Given that tinnitus is a purely subjective condition a patient-rated CGI seems more appropriate as a judgment for the change of tinnitus-related global impairment than a CGI of a rater, based on an interview. Accordingly, several recent clinical trials used a patient-rated CGI change as outcome criterium [32, 33]. Therefore, patient-rated CGI scales represent a valid example of a reference anchor [26, 34, 35]. Anchor based methods were recommended as primary methods for MCID estimation complemented by various distribution-based estimates (e.g., ES and SEM) as supportive information [25, 36, 37].
It has been implied in the available literature that the magnitude of a meaningful score change may be independent of the direction of change, i.e., MCID for improvement (MCID-I) is equivalent to the MCID for deterioration (MCID-D) [26, 38]. However, clinical experience and previous studies challenge this assumption [37, 39]. Thus MCID can be bidirectional and can differently reflect an improvement and deterioration. It has been observed in studies in tinnitus and chronic pain patients that a smaller change in measuring instrument scores is sufficient to feel deterioration than the change needed to feel improvement [31, 39, 40]. In contrast studies in cancer patients showed the opposite. Small improvements were considered relevant by patients whereas declines have to be large to be perceived as worsening [37, 41].

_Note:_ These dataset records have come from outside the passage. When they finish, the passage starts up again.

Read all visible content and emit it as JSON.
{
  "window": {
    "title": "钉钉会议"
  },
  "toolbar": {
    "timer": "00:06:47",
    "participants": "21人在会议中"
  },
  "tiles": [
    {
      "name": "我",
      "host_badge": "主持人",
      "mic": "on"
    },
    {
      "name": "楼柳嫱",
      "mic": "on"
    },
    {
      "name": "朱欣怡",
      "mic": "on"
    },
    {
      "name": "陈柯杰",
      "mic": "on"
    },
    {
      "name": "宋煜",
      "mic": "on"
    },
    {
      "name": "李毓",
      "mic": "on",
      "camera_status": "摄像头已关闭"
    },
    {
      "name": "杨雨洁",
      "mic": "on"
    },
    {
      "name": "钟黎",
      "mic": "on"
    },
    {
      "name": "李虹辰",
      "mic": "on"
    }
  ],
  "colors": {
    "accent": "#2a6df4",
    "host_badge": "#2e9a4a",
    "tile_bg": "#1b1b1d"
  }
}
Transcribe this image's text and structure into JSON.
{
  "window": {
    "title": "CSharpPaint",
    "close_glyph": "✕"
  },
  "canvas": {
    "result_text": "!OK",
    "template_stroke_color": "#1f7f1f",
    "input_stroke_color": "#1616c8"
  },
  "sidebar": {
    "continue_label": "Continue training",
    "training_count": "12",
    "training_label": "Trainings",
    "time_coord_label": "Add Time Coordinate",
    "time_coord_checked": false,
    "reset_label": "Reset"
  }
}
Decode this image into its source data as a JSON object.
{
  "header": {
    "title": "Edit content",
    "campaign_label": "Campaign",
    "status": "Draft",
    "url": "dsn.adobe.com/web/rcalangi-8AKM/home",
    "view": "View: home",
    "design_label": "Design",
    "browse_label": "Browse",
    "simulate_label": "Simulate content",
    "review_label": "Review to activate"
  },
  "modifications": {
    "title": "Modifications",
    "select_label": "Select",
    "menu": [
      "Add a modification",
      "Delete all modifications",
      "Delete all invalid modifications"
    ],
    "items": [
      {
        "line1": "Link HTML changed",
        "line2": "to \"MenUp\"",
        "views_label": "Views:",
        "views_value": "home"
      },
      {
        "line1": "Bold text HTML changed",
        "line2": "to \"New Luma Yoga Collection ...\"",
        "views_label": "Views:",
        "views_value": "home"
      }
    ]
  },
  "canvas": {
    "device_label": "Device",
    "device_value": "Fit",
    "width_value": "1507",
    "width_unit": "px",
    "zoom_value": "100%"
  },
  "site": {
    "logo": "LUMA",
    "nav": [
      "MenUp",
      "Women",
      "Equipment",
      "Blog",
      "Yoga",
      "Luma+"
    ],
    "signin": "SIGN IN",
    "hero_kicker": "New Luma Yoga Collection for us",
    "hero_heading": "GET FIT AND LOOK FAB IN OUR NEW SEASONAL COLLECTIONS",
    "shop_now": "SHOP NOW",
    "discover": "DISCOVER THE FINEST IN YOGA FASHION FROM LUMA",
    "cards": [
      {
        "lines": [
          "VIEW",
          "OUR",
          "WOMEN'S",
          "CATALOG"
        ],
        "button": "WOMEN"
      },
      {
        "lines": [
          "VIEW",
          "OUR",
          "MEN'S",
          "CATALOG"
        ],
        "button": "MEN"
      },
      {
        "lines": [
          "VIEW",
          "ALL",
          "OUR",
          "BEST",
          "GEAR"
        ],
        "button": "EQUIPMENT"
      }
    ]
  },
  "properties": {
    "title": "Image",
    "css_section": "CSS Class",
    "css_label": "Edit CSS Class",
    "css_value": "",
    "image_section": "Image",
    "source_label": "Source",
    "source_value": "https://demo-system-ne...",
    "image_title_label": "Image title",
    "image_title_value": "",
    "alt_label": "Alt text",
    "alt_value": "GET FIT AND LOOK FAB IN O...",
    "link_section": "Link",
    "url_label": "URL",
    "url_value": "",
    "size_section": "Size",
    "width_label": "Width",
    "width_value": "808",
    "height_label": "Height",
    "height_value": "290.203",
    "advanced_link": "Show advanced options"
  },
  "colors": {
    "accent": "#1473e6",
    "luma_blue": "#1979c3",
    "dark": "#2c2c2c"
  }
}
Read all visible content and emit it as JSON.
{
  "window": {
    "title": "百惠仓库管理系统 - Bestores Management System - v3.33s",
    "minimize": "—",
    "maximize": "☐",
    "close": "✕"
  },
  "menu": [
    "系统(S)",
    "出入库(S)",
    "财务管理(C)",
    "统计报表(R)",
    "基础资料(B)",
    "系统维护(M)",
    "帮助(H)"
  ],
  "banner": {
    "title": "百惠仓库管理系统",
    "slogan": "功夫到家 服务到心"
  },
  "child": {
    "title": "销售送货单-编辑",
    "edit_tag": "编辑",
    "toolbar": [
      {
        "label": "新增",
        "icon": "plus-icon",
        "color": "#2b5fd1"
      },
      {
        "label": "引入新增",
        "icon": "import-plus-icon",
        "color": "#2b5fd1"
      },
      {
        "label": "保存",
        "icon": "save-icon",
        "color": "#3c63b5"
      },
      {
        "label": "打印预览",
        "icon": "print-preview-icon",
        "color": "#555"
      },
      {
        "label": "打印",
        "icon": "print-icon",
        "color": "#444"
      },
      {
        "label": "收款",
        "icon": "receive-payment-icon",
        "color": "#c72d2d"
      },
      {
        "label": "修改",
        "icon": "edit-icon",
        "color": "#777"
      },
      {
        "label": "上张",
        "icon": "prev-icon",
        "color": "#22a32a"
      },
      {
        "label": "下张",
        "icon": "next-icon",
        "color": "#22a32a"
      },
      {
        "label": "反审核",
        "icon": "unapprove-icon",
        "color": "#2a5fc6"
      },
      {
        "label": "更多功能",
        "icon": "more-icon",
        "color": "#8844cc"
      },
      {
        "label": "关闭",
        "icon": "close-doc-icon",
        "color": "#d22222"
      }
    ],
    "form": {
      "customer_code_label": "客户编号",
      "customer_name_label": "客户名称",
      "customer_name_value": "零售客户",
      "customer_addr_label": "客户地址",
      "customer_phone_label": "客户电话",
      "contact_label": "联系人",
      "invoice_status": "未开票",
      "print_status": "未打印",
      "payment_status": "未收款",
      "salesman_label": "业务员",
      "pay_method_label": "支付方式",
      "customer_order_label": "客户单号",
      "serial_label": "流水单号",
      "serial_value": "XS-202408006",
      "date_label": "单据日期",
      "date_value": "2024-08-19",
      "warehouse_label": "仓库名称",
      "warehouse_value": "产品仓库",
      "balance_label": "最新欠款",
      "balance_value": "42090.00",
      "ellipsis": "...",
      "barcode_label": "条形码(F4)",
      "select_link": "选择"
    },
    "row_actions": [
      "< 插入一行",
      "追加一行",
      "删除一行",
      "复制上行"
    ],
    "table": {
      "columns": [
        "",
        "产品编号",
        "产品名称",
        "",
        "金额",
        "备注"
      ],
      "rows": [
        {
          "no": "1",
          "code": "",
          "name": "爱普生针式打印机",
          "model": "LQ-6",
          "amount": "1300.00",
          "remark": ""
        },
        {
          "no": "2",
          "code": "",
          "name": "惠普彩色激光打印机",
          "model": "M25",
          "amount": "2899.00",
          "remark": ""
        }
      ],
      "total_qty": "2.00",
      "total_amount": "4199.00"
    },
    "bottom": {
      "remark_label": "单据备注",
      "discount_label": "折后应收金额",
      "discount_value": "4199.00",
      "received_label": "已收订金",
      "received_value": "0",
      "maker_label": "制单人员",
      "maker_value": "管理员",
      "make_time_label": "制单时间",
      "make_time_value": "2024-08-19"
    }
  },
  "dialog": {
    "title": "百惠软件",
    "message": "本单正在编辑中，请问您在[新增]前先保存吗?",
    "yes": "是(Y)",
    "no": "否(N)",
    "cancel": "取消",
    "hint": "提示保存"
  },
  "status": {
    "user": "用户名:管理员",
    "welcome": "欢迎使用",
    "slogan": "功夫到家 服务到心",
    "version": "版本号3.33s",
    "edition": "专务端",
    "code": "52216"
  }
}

The aim of this study was to determine which change in the TQ score is considered as a meaningful clinical change with the main aim to identify the minimal score reduction which is perceived as improvement (MCID-I) [37, 39]. We defined MCID as the smallest change in the measurement instrument used that signifies a perceptible improvement or deterioration in tinnitus from the patient’s perspective. To estimate clinically relevant changes, we analyzed data from the TRI database  and from the RESET study . We compared changes in the TQ with patient’s subjective evaluation of treatment-related changes of tinnitus assessed with the Clinical Global Impression Change scale.